O atual governo assinou ontem o decreto que facilita a posse de armas no Brasil. Como nota a Folha, é a primeira medida de impacto nacional anunciada em cerimônia pública pelo presidente desde que assumiu o Planalto. Um ato simbólico com efeitos muito práticos e possivelmente deletérios no país que, antes do decreto, já ocupava o primeiro lugar no ranking das nações que mais matam com armas de fogo no mundo, de acordo com a Organização Mundial da Saúde. 
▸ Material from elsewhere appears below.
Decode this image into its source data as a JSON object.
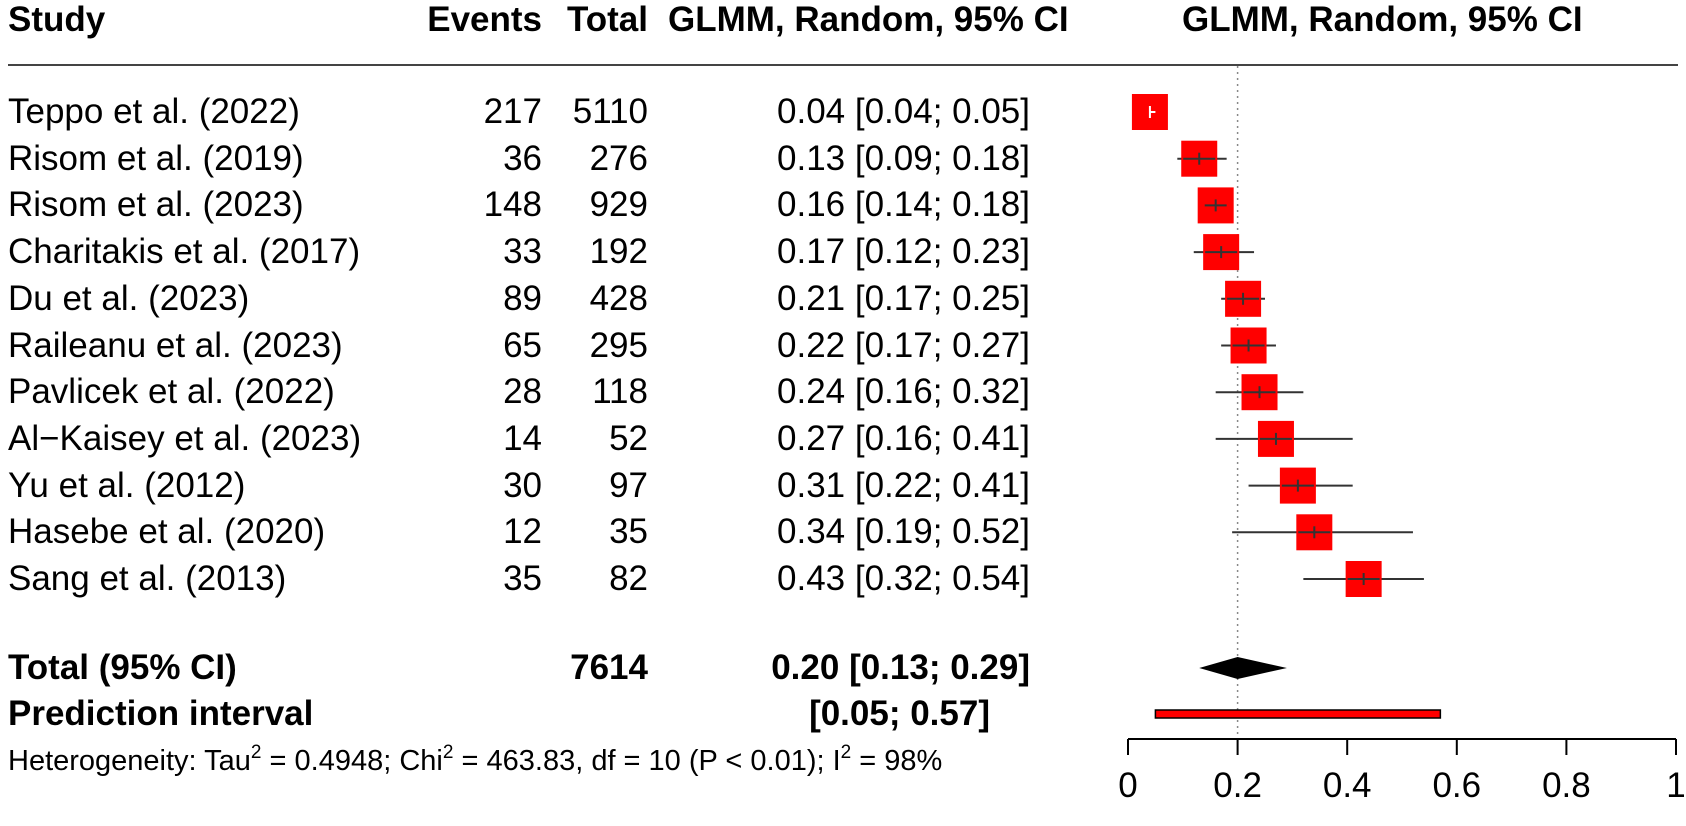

A mudança flexibiliza vários pontos. Por exemplo: a renovação do registro de posse passa de cinco para dez anos. A pessoa não precisa mais, a cada duas renovações deste registro, comprovar capacidade técnica para o manuseio da arma. Antes, a regra dizia que a posse seria concedida a quem explicitasse fatos e circunstâncias para justificar o pedido. Agora, isso ficou detalhado e é bastante amplo: quem mora numa área urbana violenta está justificado. 
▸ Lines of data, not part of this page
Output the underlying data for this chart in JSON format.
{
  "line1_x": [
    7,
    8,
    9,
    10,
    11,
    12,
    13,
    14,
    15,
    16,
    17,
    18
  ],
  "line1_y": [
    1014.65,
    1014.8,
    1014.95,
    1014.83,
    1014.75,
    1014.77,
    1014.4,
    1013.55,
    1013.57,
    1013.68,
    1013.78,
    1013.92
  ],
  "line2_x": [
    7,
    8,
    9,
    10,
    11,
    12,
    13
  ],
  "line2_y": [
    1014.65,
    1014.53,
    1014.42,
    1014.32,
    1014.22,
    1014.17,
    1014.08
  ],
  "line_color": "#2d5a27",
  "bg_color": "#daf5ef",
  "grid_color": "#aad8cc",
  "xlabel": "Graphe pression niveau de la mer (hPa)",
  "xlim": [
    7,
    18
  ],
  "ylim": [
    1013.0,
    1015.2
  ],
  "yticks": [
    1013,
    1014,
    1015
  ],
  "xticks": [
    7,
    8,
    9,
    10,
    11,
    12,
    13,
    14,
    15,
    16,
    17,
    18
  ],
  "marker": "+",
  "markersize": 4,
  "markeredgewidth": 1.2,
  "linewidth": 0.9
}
“Esse é apenas o primeiro passo!”, tweetou Bolsonaro ontem no final da tarde. Ele quer negociar mais mudanças com parlamentares. Eles estão preparados, a julgar pela declaração do líder da bancada da bala, Capitão Augusto (PR-SP): “Agora nós vamos para o porte.” E até cravou: “Acreditamos que conseguimos aprovar a flexibilização do porte até agosto.” Tramitam no Congresso nada menos do que 187 projetos que tentam mudar o Estatuto do Desarmamento, lei federal em vigor desde dezembro de 2003. A maior parte deles quer, justamente, flexibilizar as regras para andar na rua armado, restrita hoje a agentes de segurança e pessoas que comprovem que o exercício da sua profissão envolve risco. Para especialistas, o Brasil irá na contramão da tendência mundial de restrição caso flexibilize o porte. E, até, contra a vontade popular: segundo pesquisa Datafolha, 61% dos brasileiros são contrários à posse de arma.
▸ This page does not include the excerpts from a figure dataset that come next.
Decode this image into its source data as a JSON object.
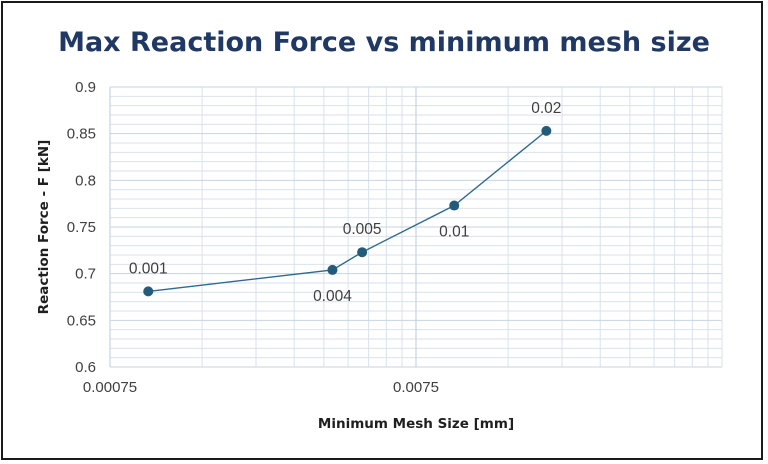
{
  "chart_data": {
    "type": "scatter",
    "title": "Max Reaction Force vs minimum mesh size",
    "xlabel": "Minimum Mesh Size [mm]",
    "ylabel": "Reaction Force - F [kN]",
    "xscale": "log",
    "xlim": [
      0.00075,
      0.075
    ],
    "ylim": [
      0.6,
      0.9
    ],
    "x_tick_labels": [
      "0.00075",
      "0.0075"
    ],
    "y_tick_labels": [
      "0.9",
      "0.85",
      "0.8",
      "0.75",
      "0.7",
      "0.65",
      "0.6"
    ],
    "y_ticks": [
      0.9,
      0.85,
      0.8,
      0.75,
      0.7,
      0.65,
      0.6
    ],
    "x_ticks": [
      0.00075,
      0.0075
    ],
    "series": [
      {
        "name": "Max Reaction Force",
        "x": [
          0.001,
          0.004,
          0.005,
          0.01,
          0.02
        ],
        "y": [
          0.681,
          0.704,
          0.723,
          0.773,
          0.853
        ],
        "point_labels": [
          "0.001",
          "0.004",
          "0.005",
          "0.01",
          "0.02"
        ],
        "label_positions": [
          "above",
          "below",
          "above",
          "below",
          "above"
        ]
      }
    ],
    "grid": true,
    "colors": {
      "line": "#2e6a8f",
      "marker": "#245b7a",
      "grid": "#d9e2ec",
      "major_grid": "#c6d4e2",
      "axis": "#bfbfbf"
    }
  }
}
O risco de que crianças e adolescentes tenham acesso a armas é ‘resolvido’ pelo decreto com a exigência de que o requerente da posse apresente uma declaração de que tem um cofre ou um recinto fechado à chave em casa para guardar o artefato. A frase mais bizarra do dia veio do ministro da Casa Civil Onyx Lorenzoni, que comparou os riscos de uma arma ao de um eletrodoméstico: “Às vezes a gente vê crianças pequenas que colocam o dedo no liquidificador, ligam o liquidificador vai lá e perde o dedinho. E daí, nós vamos proibir o liquidificador?”

De acordo com o Mapa da Violência, sem o Estatuto do Desarmamento em 2013 – dez anos depois da sua aprovação, portanto – teriam ocorrido 133 mil assassinatos a mais, dado o ritmo de crescimento de mortes verificado nos anos anteriores.